Souvent, pas toujours, mais souvent, l'art atténue la souffrance, la solitude, la difficulté de vivre dans un monde toujours plus mortifère où le capitalisme détruit un peu plus chaque année nos vies, nos espoirs et précarise toute la société. Cohen avait le génie de mettre en mots ces souffrances, celle de la solitude choisie ou subie, celle de la fin des passions amoureuses, de la complexité de la sexualité, celle de l'exil, celle du retrait. Il avait compris la vanité d'une carrière dans le show business et avait eu la force de fréquenter le bouddhisme, renonçant durant plusieurs années à son métier de lumière et de strass, pour la méditation. L'écriture fut sa première passion, poésie et roman dont The favorite game et surtout le somptueux Beautiful losers en 1966 dont le titre passera par la suite dans la langue courante. De 1956 à 2008, il publia presqu'autant de livres que d'albums, ce qui aurait pu justifier, autant que Dylan, un prix Nobel de littérature. C'est en 1984 qu'il publie Various positions, album contenant le fameux Hallelujah, morceau totalement en état de grâce qui fut repris par des dizaines d'artistes durant des années dont Jeff Buckey pour la plus belle version.

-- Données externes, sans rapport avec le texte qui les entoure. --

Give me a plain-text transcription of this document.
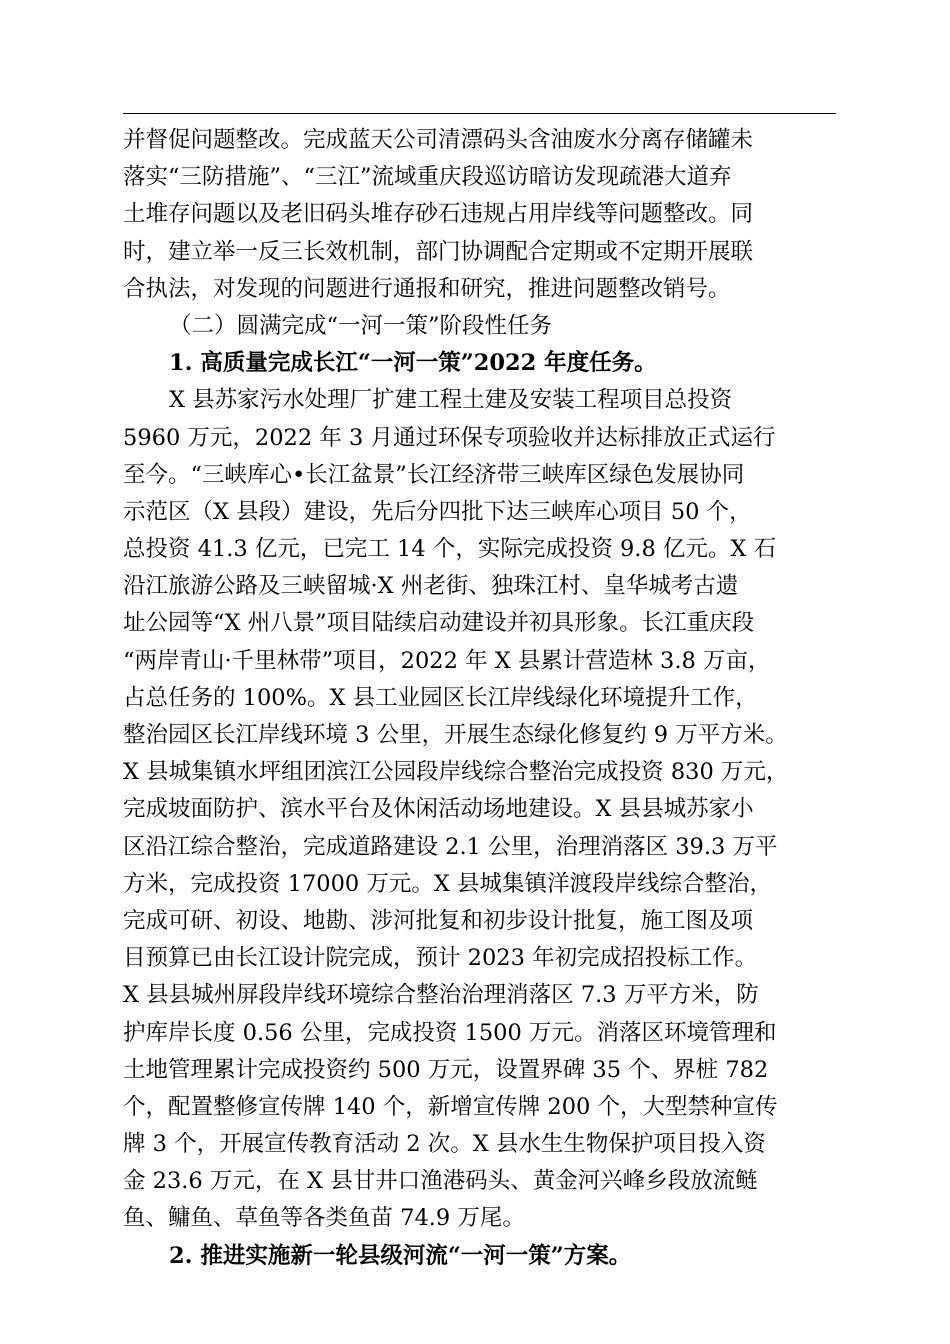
并督促问题整改。完成蓝天公司清漂码头含油废水分离存储罐未
落实“三防措施”、“三江”流域重庆段巡访暗访发现疏港大道弃
土堆存问题以及老旧码头堆存砂石违规占用岸线等问题整改。同
时，建立举一反三长效机制，部门协调配合定期或不定期开展联
合执法，对发现的问题进行通报和研究，推进问题整改销号。
（二）圆满完成“一河一策”阶段性任务
1. 高质量完成长江“一河一策”2022 年度任务。
X 县苏家污水处理厂扩建工程土建及安装工程项目总投资
5960 万元，2022 年 3 月通过环保专项验收并达标排放正式运行
至今。“三峡库心•长江盆景”长江经济带三峡库区绿色发展协同
示范区（X 县段）建设，先后分四批下达三峡库心项目 50 个，
总投资 41.3 亿元，已完工 14 个，实际完成投资 9.8 亿元。X 石
沿江旅游公路及三峡留城·X 州老街、独珠江村、皇华城考古遗
址公园等“X 州八景”项目陆续启动建设并初具形象。长江重庆段
“两岸青山·千里林带”项目，2022 年 X 县累计营造林 3.8 万亩，
占总任务的 100%。X 县工业园区长江岸线绿化环境提升工作，
整治园区长江岸线环境 3 公里，开展生态绿化修复约 9 万平方米。
X 县城集镇水坪组团滨江公园段岸线综合整治完成投资 830 万元，
完成坡面防护、滨水平台及休闲活动场地建设。X 县县城苏家小
区沿江综合整治，完成道路建设 2.1 公里，治理消落区 39.3 万平
方米，完成投资 17000 万元。X 县城集镇洋渡段岸线综合整治，
完成可研、初设、地勘、涉河批复和初步设计批复，施工图及项
目预算已由长江设计院完成，预计 2023 年初完成招投标工作。
X 县县城州屏段岸线环境综合整治治理消落区 7.3 万平方米，防
护库岸长度 0.56 公里，完成投资 1500 万元。消落区环境管理和
土地管理累计完成投资约 500 万元，设置界碑 35 个、界桩 782
个，配置整修宣传牌 140 个，新增宣传牌 200 个，大型禁种宣传
牌 3 个，开展宣传教育活动 2 次。X 县水生生物保护项目投入资
金 23.6 万元，在 X 县甘井口渔港码头、黄金河兴峰乡段放流鲢
鱼、鳙鱼、草鱼等各类鱼苗 74.9 万尾。
2. 推进实施新一轮县级河流“一河一策”方案。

J'avais eu la chance de voir un de ses derniers passages sur scène en France, au zénith de Nantes, un moment hors du temps, même si ses récents titres étaient moins fulgurants, la standing ovation finale fut mémorable, la moitié des spectateurs les larmes aux yeux, conscient de voir une dernière fois un des plus grands artistes vivants. Love affair... Pour au moins deux ou trois générations, il fut un repère dans un monde où ils disparaissent de plus en plus vite, au même titre qu'un Dylan, Kerouac, Godard ou Pasolini. L'art, que nous plaçons toujours au-dessus de tout, ces artistes qui durant des décennies nous tirent vers le haut, vers les hauteurs inégalables de la création sont l'antidote parfaite aux politiciens de la politique pour paraphraser Godard. Les artistes nous élèvent et nous donnent une raison de vivre chaque jour, chaque nuit. Suzanne et Marianne sont toujours là, comme The partisan ou Bird on a wire... L'homme fut un sombre créateur qui mit longtemps à combattre la dépression et la noirceur du monde. En écoutant Leonard Cohen, le monde était toujours sombre, mais l'ombre était partagée, musicale, une manière de survivre, ici et maintenant, for ever. Les grands artistes ne meurent jamais. Johnny Cash, Jim Harrison, Antonioni et Truffaut sont toujours là, on the road again... For ever Mozart, for ever Leonard Cohen.

 

Dan29000

 

 

"Oh like a bird on the wire,
like a drunk in a midnight choir

I have tried in my way to be free.

L. Cohen / like a bird on a wire

 

 

"Quelques hommes trouvent leur force en allant leurs chemins solitaires. Soyons ce que nous pouvons pour eux."

"J'avais 15 ans quand j'ai été profondément touché par le rythme et la structure des mots."

"La musique touche la vie émotionnelle de la plupart des gens."